Boot Camp and Chamberlin

Neutrino Astrophysics with IceCube

With the discovery of the neutrino 50 years ago the idea emerged to build a detector large enough to study neutrinos from astrophysical sources. High energy neutrinos as cosmic messengers from the Universe represent a new tool that will address some of the most exciting questions in extreme astrophysics, cosmic ray physics and particle physics.

The IceCube detector, currently under construction at the South Pole, is a large-scale detector to identify the sources of the highest energy neutrinos. When completed in 2011, IceCube will occupy a cubic kilometer of deep Antarctic ice, from a depth of 1450 to 2450 meters. It will provide a new window to the Universe to answer questions about phenomena as diverse as supernovae, dark matter, Gamma Ray Bursts, and active galaxies. It will also produce new and exciting challenges -- the history of astronomy shows that forays into new wavelength regions have invariably resulted in the discovery of new phenomena.

Neutrinos are notoriously hard to detect and large detector volumes are necessary to see a sufficient number during the lifetime of the detector. Nearly 5000 optical modules with photomultiplier tubes in the deep ice will comprise the finished Observatory. These light detectors register the Cherenkov light produced by neutrino-induced muons going through the detector volume. The potential signal of astrophysical neutrinos is hidden in a large background produced by muons from cosmic ray interactions in the atmosphere. In IceCube, the Earth is used as a filter to search for upward going neutrino events.

IceCube continuously scans the skies for supernova explosions in our galaxy and, possibly, for the birth of the supermassive black holes that power quasars. As the strings of the IceCube detector come online, data becomes available for analysis almost immediately. At the beginning of 2008, 2400 in-ice optical modules were already deployed.

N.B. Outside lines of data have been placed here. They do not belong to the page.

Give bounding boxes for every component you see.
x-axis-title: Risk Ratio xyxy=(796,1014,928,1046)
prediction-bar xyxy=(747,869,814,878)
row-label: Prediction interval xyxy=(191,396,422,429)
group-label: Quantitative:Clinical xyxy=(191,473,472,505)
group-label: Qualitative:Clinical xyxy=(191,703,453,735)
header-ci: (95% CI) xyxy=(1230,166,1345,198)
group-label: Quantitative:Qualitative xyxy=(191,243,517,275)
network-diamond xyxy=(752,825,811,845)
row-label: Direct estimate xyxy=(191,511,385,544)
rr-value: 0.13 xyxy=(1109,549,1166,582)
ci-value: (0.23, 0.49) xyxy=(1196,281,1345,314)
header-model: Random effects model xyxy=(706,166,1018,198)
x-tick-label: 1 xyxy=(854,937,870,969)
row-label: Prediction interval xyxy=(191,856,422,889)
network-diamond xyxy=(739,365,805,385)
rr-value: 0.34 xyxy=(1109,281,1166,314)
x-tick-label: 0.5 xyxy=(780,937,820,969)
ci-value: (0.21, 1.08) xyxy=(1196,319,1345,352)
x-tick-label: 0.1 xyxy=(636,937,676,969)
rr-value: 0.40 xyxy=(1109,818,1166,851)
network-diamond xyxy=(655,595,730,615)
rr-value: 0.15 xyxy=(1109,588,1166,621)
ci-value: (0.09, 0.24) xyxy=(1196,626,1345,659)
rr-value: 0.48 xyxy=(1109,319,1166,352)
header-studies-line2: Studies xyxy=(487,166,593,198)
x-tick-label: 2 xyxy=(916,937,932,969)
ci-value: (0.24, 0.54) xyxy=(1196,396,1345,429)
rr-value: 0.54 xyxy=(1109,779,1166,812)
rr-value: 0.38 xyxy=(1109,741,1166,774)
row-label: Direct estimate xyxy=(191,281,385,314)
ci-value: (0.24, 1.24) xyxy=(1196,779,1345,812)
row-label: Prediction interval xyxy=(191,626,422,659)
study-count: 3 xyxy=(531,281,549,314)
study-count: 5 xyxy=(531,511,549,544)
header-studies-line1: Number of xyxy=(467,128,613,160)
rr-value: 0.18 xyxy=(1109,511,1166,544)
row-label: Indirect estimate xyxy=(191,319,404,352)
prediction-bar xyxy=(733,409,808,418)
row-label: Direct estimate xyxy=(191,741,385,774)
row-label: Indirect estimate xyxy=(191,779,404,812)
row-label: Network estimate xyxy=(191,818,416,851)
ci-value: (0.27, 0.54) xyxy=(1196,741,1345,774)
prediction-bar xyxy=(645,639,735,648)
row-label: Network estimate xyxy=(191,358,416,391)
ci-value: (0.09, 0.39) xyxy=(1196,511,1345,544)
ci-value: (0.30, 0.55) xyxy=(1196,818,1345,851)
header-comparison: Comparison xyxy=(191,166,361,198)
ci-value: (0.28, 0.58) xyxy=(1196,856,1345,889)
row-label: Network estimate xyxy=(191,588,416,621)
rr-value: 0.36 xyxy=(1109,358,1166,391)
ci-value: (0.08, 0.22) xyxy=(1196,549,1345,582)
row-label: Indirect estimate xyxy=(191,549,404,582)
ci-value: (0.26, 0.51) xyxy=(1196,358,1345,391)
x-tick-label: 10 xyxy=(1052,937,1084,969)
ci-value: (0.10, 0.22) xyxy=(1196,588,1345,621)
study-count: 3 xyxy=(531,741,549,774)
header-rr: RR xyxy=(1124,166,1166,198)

UW-Madison is the lead institution for the IceCube project funded by the Division of Physics and the Office of Polar Programs of the National Science Foundation. IceCube is a collaboration that, by 2008, includes over 30 institutions from the United States and around the world. IceCube graduate students contribute to the design, construction and calibration of the hardware and software of IceCube, often traveling to the Amundsen-Scott South Pole Station to assist with deployment and maintenance. In Madison, aside from a strong involvement in all the science aspects of the experiment, from point-source studies and Gamma-Ray bursts, to diffuse fluxes of neutrinos and supernova collapses, and astrophysical source modeling, we lead the data acquisition efforts and contribute to the preparation of all the tools for data analysis such as reconstruction of particle tracks and simulation. Along with faculty at UW-Madison, graduate students are also doing R&D for enhancements to IceCube, taking advantage of the long and successful history of an experiment at the South Pole. This includes the possibility of detecting the highest energy neutrinos by radio techniques.

The neutrino astronomy group can offer graduate students hardware as well as data analysis experience. Also a theory effort with a long history in neutrino astronomy supports the experiment.